Friday 16 November 2018

TV review: Dermot the TV oligarchitect

  • Dermot Bannon's New York Homes  (RTE1)
'Dermot Bannon's New York Homes' is an instant classic of billionaire TV where he looks around $18 apartments
'Dermot Bannon's New York Homes' is an instant classic of billionaire TV where he looks around $18 apartments
Declan Lynch

Declan Lynch

We have noted in this column the arrival of a genre of TV programmes which gives the viewer a gawk at the lifestyles of very rich people. It is not entirely a new genre - Lifestyles of the Rich and Famous got there a long time ago, giving us little tours of the mansions of the rich, and indeed the famous.

But it has all been cranked up a few notches, so that it is no longer good enough to be rich, you have to be absurdly rich, a billionaire at least. And nobody seems to care any more if you're famous, they reckon that if you've got $25m worth of a yacht down in Monte Carlo, you probably don't really have that burning need to be well-known.
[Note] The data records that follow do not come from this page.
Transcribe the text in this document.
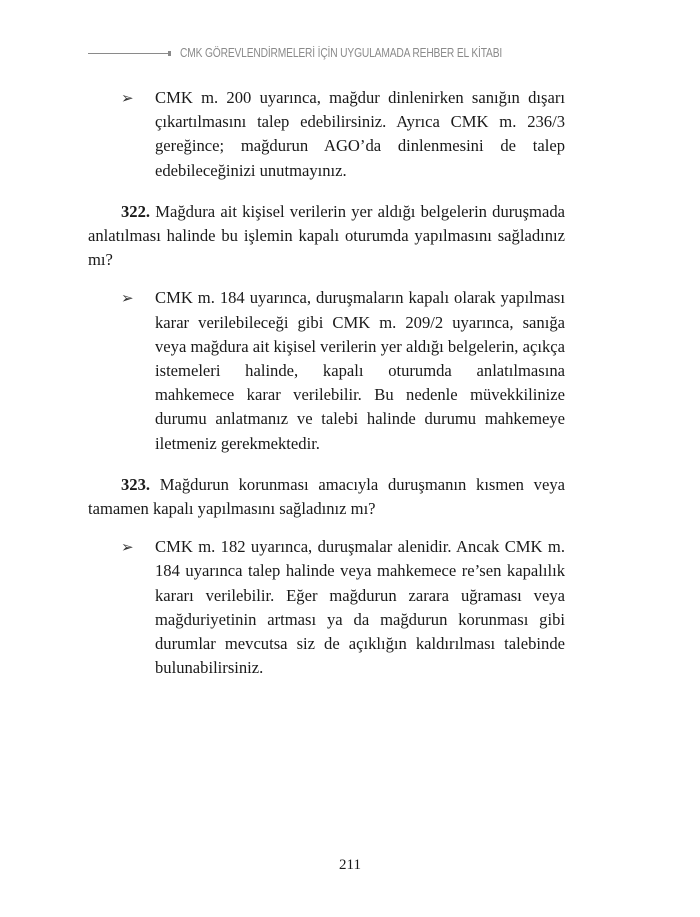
CMK GÖREVLENDİRMELERİ İÇİN UYGULAMADA REHBER EL KİTABI

➢ CMK m. 200 uyarınca, mağdur dinlenirken sanığın dışarı çıkartılmasını talep edebilirsiniz. Ayrıca CMK m. 236/3 gereğince; mağdurun AGO’da dinlenmesini de talep edebileceğinizi unutmayınız.

322. Mağdura ait kişisel verilerin yer aldığı belgelerin duruşmada anlatılması halinde bu işlemin kapalı oturumda yapılmasını sağladınız mı?

➢ CMK m. 184 uyarınca, duruşmaların kapalı olarak yapılması karar verilebileceği gibi CMK m. 209/2 uyarınca, sanığa veya mağdura ait kişisel verilerin yer aldığı belgelerin, açıkça istemeleri halinde, kapalı oturumda anlatılmasına mahkemece karar verilebilir. Bu nedenle müvekkilinize durumu anlatmanız ve talebi halinde durumu mahkemeye iletmeniz gerekmektedir.

323. Mağdurun korunması amacıyla duruşmanın kısmen veya tamamen kapalı yapılmasını sağladınız mı?

➢ CMK m. 182 uyarınca, duruşmalar alenidir. Ancak CMK m. 184 uyarınca talep halinde veya mahkemece re’sen kapalılık kararı verilebilir. Eğer mağdurun zarara uğraması veya mağduriyetinin artması ya da mağdurun korunması gibi durumlar mevcutsa siz de açıklığın kaldırılması talebinde bulunabilirsiniz.

211
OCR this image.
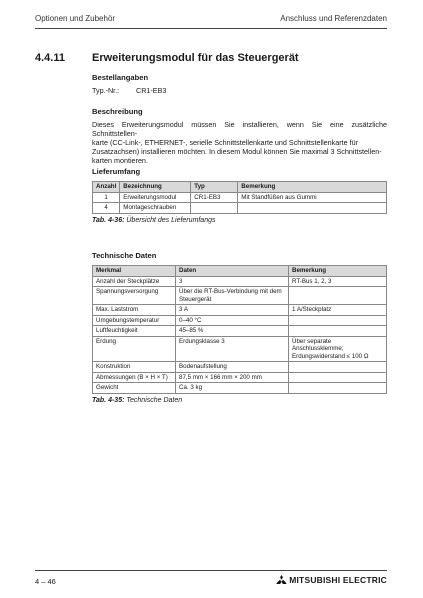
Optionen und Zubehör	Anschluss und Referenzdaten
4.4.11 Erweiterungsmodul für das Steuergerät

Bestellangaben

Typ.-Nr.: CR1-EB3

Beschreibung

Dieses Erweiterungsmodul müssen Sie installieren, wenn Sie eine zusätzliche Schnittstellen-

karte (CC-Link-, ETHERNET-, serielle Schnittstellenkarte und Schnittstellenkarte für

Zusatzachsen) installieren möchten. In diesem Modul können Sie maximal 3 Schnittstellen-

karten montieren.

Lieferumfang

Anzahl	Bezeichnung	Typ	Bemerkung
1	Erweiterungsmodul	CR1-EB3	Mit Standfüßen aus Gummi
4	Montageschrauben		
Tab. 4-36: Übersicht des Lieferumfangs

Technische Daten

Merkmal	Daten	Bemerkung
Anzahl der Steckplätze	3	RT-Bus 1, 2, 3
Spannungsversorgung	Über die RT-Bus-Verbindung mit dem Steuergerät	
Max. Laststrom	3 A	1 A/Steckplatz
Umgebungstemperatur	0–40 °C	
Luftfeuchtigkeit	45–85 %	
Erdung	Erdungsklasse 3	Über separate Anschlussklemme; Erdungswiderstand ≤ 100 Ω
Konstruktion	Bodenaufstellung	
Abmessungen (B × H × T)	87,5 mm × 166 mm × 200 mm	
Gewicht	Ca. 3 kg	
Tab. 4-35: Technische Daten
4 – 46	MITSUBISHI ELECTRIC
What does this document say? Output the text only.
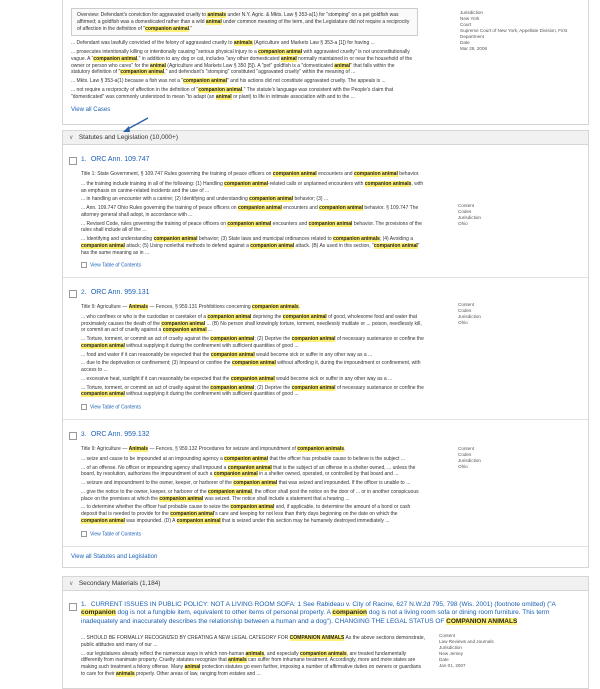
Overview: Defendant's conviction for aggravated cruelty to animals under N.Y. Agric. & Mkts. Law § 353-a(1) for "stomping" on a pet goldfish was affirmed; a goldfish was a domesticated rather than a wild animal under common meaning of the term, and the Legislature did not require a reciprocity of affection in the definition of "companion animal."
... Defendant was lawfully convicted of the felony of aggravated cruelty to animals (Agriculture and Markets Law § 353-a [1]) for having ...
... prosecutes intentionally killing or intentionally causing "serious physical injury to a companion animal with aggravated cruelty" is not unconstitutionally vague. A "companion animal," in addition to any dog or cat, includes "any other domesticated animal normally maintained in or near the household of the owner or person who cares" for the animal (Agriculture and Markets Law § 350 [5]). A "pet" goldfish is a "domesticated animal" that falls within the statutory definition of "companion animal," and defendant's "stomping" constituted "aggravated cruelty" within the meaning of ...
... Mkts. Law § 353-a(1) because a fish was not a "companion animal" and his actions did not constitute aggravated cruelty. The appeals is ...
... not require a reciprocity of affection in the definition of "companion animal." The statute's language was consistent with the People's claim that "domesticated" was commonly understood to mean "to adapt (an animal or plant) to life in intimate association with and to the ...
View all Cases
Jurisdiction
New York
Court
Supreme Court of New York, Appellate Division, First Department
Date
Mar 28, 2006
∨ Statutes and Legislation (10,000+)
1. ORC Ann. 109.747
Title 1: State Government, § 109.747 Rules governing the training of peace officers on companion animal encounters and companion animal behavior.
... the training include training in all of the following: (1) Handling companion animal-related calls or unplanned encounters with companion animals, with an emphasis on canine-related incidents and the use of ...
... in handling an encounter with a canine; (2) Identifying and understanding companion animal behavior; (3) ...
... Ann. 109.747 Ohio Rules governing the training of peace officers on companion animal encounters and companion animal behavior. § 109.747 The attorney general shall adopt, in accordance with ...
... Revised Code, rules governing the training of peace officers on companion animal encounters and companion animal behavior. The provisions of the rules shall include all of the ...
... Identifying and understanding companion animal behavior; (3) State laws and municipal ordinances related to companion animals; (4) Avoiding a companion animal attack; (5) Using nonlethal methods to defend against a companion animal attack. (B) As used in this section, "companion animal" has the same meaning as in ...
View Table of Contents
Content
Codes
Jurisdiction
Ohio
2. ORC Ann. 959.131
Title 9: Agriculture — Animals — Fences, § 959.131 Prohibitions concerning companion animals.
... who confines or who is the custodian or caretaker of a companion animal depriving the companion animal of good, wholesome food and water that proximately causes the death of the companion animal ... (B) No person shall knowingly torture, torment, needlessly mutilate or ... poison, needlessly kill, or commit an act of cruelty against a companion animal ...
... Torture, torment, or commit an act of cruelty against the companion animal; (2) Deprive the companion animal of necessary sustenance or confine the companion animal without supplying it during the confinement with sufficient quantities of good ...
... food and water if it can reasonably be expected that the companion animal would become sick or suffer in any other way as a ...
... due to the deprivation or confinement; (3) Impound or confine the companion animal without affording it, during the impoundment or confinement, with access to ...
... excessive heat, sunlight if it can reasonably be expected that the companion animal would become sick or suffer in any other way as a ...
... Torture, torment, or commit an act of cruelty against the companion animal; (2) Deprive the companion animal of necessary sustenance or confine the companion animal without supplying it during the confinement with sufficient quantities of good ...
View Table of Contents
Content
Codes
Jurisdiction
Ohio
3. ORC Ann. 959.132
Title 9: Agriculture — Animals — Fences, § 959.132 Procedures for seizure and impoundment of companion animals.
... seize and cause to be impounded at an impounding agency a companion animal that the officer has probable cause to believe is the subject ...
... of an offense. No officer or impounding agency shall impound a companion animal that is the subject of an offense in a shelter owned, ... unless the board, by resolution, authorizes the impoundment of such a companion animal in a shelter owned, operated, or controlled by that board and ...
... seizure and impoundment to the owner, keeper, or harborer of the companion animal that was seized and impounded. If the officer is unable to ...
... give the notice to the owner, keeper, or harborer of the companion animal, the officer shall post the notice on the door of ... or in another conspicuous place on the premises at which the companion animal was seized. The notice shall include a statement that a hearing ...
... to determine whether the officer had probable cause to seize the companion animal and, if applicable, to determine the amount of a bond or cash deposit that is needed to provide for the companion animal's care and keeping for not less than thirty days beginning on the date on which the companion animal was impounded. (D) A companion animal that is seized under this section may be humanely destroyed immediately ...
View Table of Contents
Content
Codes
Jurisdiction
Ohio
View all Statutes and Legislation
∨ Secondary Materials (1,184)
1. CURRENT ISSUES IN PUBLIC POLICY: NOT A LIVING ROOM SOFA: 1 See Rabideau v. City of Racine, 627 N.W.2d 795, 798 (Wis. 2001) (footnote omitted) ("A companion dog is not a fungible item, equivalent to other items of personal property. A companion dog is not a living room sofa or dining room furniture. This term inadequately and inaccurately describes the relationship between a human and a dog"). CHANGING THE LEGAL STATUS OF COMPANION ANIMALS
... SHOULD BE FORMALLY RECOGNIZED BY CREATING A NEW LEGAL CATEGORY FOR COMPANION ANIMALS As the above sections demonstrate, public attitudes and many of our ...
... our legislatures already reflect the numerous ways in which non-human animals, and especially companion animals, are treated fundamentally differently from inanimate property. Cruelty statutes recognize that animals can suffer from inhumane treatment. Accordingly, more and more states are making such treatment a felony offense. Many animal protection statutes go even further, imposing a number of affirmative duties on owners or guardians to care for their animals properly. Other areas of law, ranging from estates and ...
Content
Law Reviews and Journals
Jurisdiction
New Jersey
Date
Jan 01, 2007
Moreover, for the programme maker you will not just be a billionaire, ideally you will be a Russian billionaire, perhaps an oligarch living in London and determined to take on board all the grand traditions of the British aristocracy - or at least to buy them and then to take them on board. I have seen so many of these characters now, on various documentary series, I feel that I know them personally. They have that vital lack of discretion which allows them to be filmed in the first place, just living their great lives. And from this flows many a successful TV programme, a veritable industry.

Not only do you have the ones that merely show you the super-rich in an uncritical light, you have the ones which use these scenes of astonishing opulence to analyse the forces which now dominate our way of life. Which decree that the global economic model which we all must accept as normal, is one whereby the multitudes are struggling horribly just to stay afloat, while about 50 people seem to have somehow acquired all the money in the world.

So this TV genre does not come out of nowhere, and in some ways it provides the most accurate portrayal of the ideology which has prevailed in our time, which has driven this vast re-distribution of wealth from the basement to the penthouse suite.

Yet in chronicling this phenomenon, I had seen very little of the Irish until last Sunday night, nor did I anticipate what a crucial contribution we would be making.

Dermot Bannon's New York Homes is an instant classic of billionaire TV, in that it comes up with its own ingenious hook in the person of Dermot, who is of course an architect.

That's it, that's the ball game right there - you have Dermot enthusing massively as he tours this Tribeca apartment which is on the market for $17.75m, with stupendous views of Manhattan. But while he is enthusing primarily as a mere human being, there is also the part of him that is forever a professional architect, that will try to learn something from the experience.

As if there is a moral to the story.

"If I can take one lesson away with me…" he muses about another crazily magnificent home, "to make good architecture, you don't always have to colour inside the lines." Dermot is trying to extract some architectural meaning from all this, even to bring some philosophical dimension to the gawking game - colouring outside the lines, indeed.

In terms of his own upward mobility, Dermot who presented Room To Improve has become like the football manager who has "taken the team as far as it can go" and is now ready for one of the big jobs.

After this, he can never go back to converting some outhouse in Mulhuddart into a charming light-filled home, haggling over an extra two grand in the budget.

And such was the level of his elation as he savoured his few hours in the world of these oligarchs in New York, Dermot was looking like he could break America here, by taking this much-loved genre and adding to it.

Indeed if I may colour outside the lines here, this TV architect is now a kind of TV oligarchitect. Hard to see him getting excited any more, about an attic conversion in Moate.